Evidentemente “Zero” nasce con l’intento di essere uno sguardo diverso sul nostro paese, ma è anche, indirettamente, una maniera di porre l’accento su quello che sta lentamente cambiando nell’industria. Come nel resto dei settori anche al cinema e in televisione infatti gli italiani di seconda generazione guadagnano terreno con una fatica mai proporzionale al risultato.

Sono molto spesso selezionati per produzioni straniere che girano in Italia, in proporzione più che per produzioni solo italiane. La percezione di un paese multirazziale è scarsissima e in un circolo vizioso questa porta alla scarsa propensione ad un casting diversificato.
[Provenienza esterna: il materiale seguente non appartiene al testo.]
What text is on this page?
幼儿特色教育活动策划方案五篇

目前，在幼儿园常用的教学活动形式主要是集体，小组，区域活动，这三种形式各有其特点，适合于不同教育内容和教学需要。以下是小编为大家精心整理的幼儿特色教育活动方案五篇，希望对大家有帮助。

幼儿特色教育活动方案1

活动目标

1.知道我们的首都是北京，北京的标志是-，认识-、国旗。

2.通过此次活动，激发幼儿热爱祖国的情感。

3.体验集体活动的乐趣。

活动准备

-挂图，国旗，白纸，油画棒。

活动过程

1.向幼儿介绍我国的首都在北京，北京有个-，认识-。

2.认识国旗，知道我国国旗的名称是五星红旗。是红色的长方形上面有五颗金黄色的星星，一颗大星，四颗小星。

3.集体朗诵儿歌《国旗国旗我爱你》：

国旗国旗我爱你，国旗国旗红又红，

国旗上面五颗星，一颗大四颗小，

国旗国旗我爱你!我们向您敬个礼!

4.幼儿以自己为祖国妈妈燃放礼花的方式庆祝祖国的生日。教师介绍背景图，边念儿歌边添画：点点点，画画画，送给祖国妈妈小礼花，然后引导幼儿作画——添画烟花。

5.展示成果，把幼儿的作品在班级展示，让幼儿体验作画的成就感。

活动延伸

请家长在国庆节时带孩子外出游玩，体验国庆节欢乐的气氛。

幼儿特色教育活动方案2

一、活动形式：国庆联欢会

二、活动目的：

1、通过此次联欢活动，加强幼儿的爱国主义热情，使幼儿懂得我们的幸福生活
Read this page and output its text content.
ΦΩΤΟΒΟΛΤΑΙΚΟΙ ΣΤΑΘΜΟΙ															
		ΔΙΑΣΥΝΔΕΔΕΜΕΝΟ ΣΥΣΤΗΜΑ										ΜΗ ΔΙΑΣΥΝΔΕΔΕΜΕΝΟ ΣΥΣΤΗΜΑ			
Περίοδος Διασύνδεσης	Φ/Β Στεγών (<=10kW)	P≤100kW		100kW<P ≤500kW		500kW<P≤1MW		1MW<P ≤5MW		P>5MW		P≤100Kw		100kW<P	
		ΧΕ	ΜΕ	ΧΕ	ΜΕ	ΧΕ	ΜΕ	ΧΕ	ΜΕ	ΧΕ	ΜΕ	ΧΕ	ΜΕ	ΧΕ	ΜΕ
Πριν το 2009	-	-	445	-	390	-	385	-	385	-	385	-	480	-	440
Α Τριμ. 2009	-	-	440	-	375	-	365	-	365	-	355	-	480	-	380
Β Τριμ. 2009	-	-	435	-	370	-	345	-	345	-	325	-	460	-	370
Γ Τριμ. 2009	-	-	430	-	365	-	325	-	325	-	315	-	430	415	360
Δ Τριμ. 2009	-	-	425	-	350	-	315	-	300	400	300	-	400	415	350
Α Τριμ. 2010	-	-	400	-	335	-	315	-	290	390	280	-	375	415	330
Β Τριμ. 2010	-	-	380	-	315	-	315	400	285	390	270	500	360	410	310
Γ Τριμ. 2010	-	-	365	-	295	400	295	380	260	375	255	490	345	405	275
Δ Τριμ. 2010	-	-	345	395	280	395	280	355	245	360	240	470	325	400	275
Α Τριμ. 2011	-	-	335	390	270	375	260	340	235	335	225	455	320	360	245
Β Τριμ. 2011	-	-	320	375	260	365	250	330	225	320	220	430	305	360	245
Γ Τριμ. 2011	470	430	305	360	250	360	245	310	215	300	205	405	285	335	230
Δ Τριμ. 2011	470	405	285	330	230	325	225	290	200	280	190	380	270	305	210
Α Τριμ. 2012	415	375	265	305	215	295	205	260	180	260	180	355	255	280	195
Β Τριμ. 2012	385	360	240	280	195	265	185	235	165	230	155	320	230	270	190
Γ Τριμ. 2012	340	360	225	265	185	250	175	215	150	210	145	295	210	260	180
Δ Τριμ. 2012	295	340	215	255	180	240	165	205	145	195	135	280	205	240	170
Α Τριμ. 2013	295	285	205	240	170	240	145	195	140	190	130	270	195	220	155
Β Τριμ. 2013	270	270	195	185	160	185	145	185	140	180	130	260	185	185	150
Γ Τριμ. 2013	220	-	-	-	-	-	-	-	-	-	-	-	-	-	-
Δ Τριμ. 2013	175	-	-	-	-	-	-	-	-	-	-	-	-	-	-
Il filone di una narrazione meno ‘italiano centrata’ non è recente: nel 2009 Claudio Noce aveva diretto “Good Morning, Aman”, scoprendo Amin Nour, attore di origine somala, molto attivo nella ricerca di una strada in tv e al cinema per professionisti non bianchi. Dello stesso anno il documentario di Claudio GiovannesiFratelli d’Italia”, che raccontava di ragazzi seconda generazione; con uno di questi ha poi realizzato “Alì ha gli occhi azzurri” (2012), film di finzione che racconta molto bene il contrasto e le difficoltà di una persona con radici in una cultura e la vita in un’altra. Nel 2016 Suranga Deshapriya Katugampala ha diretto ed interpretato “Per un figlio”, storia di un ragazzo seconda generazione e del rapporto con sua madre, una donna srilankese di mezz’età e sunnita. Nei mesi scorsi Phaim Bhuiyan ha scritto, diretto e interpretato “Bangla”, che prende il tema in maniera più leggera facendo una commedia sentimentale interraziale.

La serie “Zero” è la terza collaborazione con Netflix che interessa l’Italia. Una scelta coraggiosa in un mondo dello spettacolo conformista, che ha relegato attori di etnie diverse a (quasi) soli ruoli stereotipati. La prima in assoluto è stata “Suburra”, riprendendo le fila dell’iconica Romanzo Criminale, seguita da “Baby”, che affronta lo scandalo delle baby squillo nel quartiere Parioli di Roma, portando alla luce tematiche forti e importanti.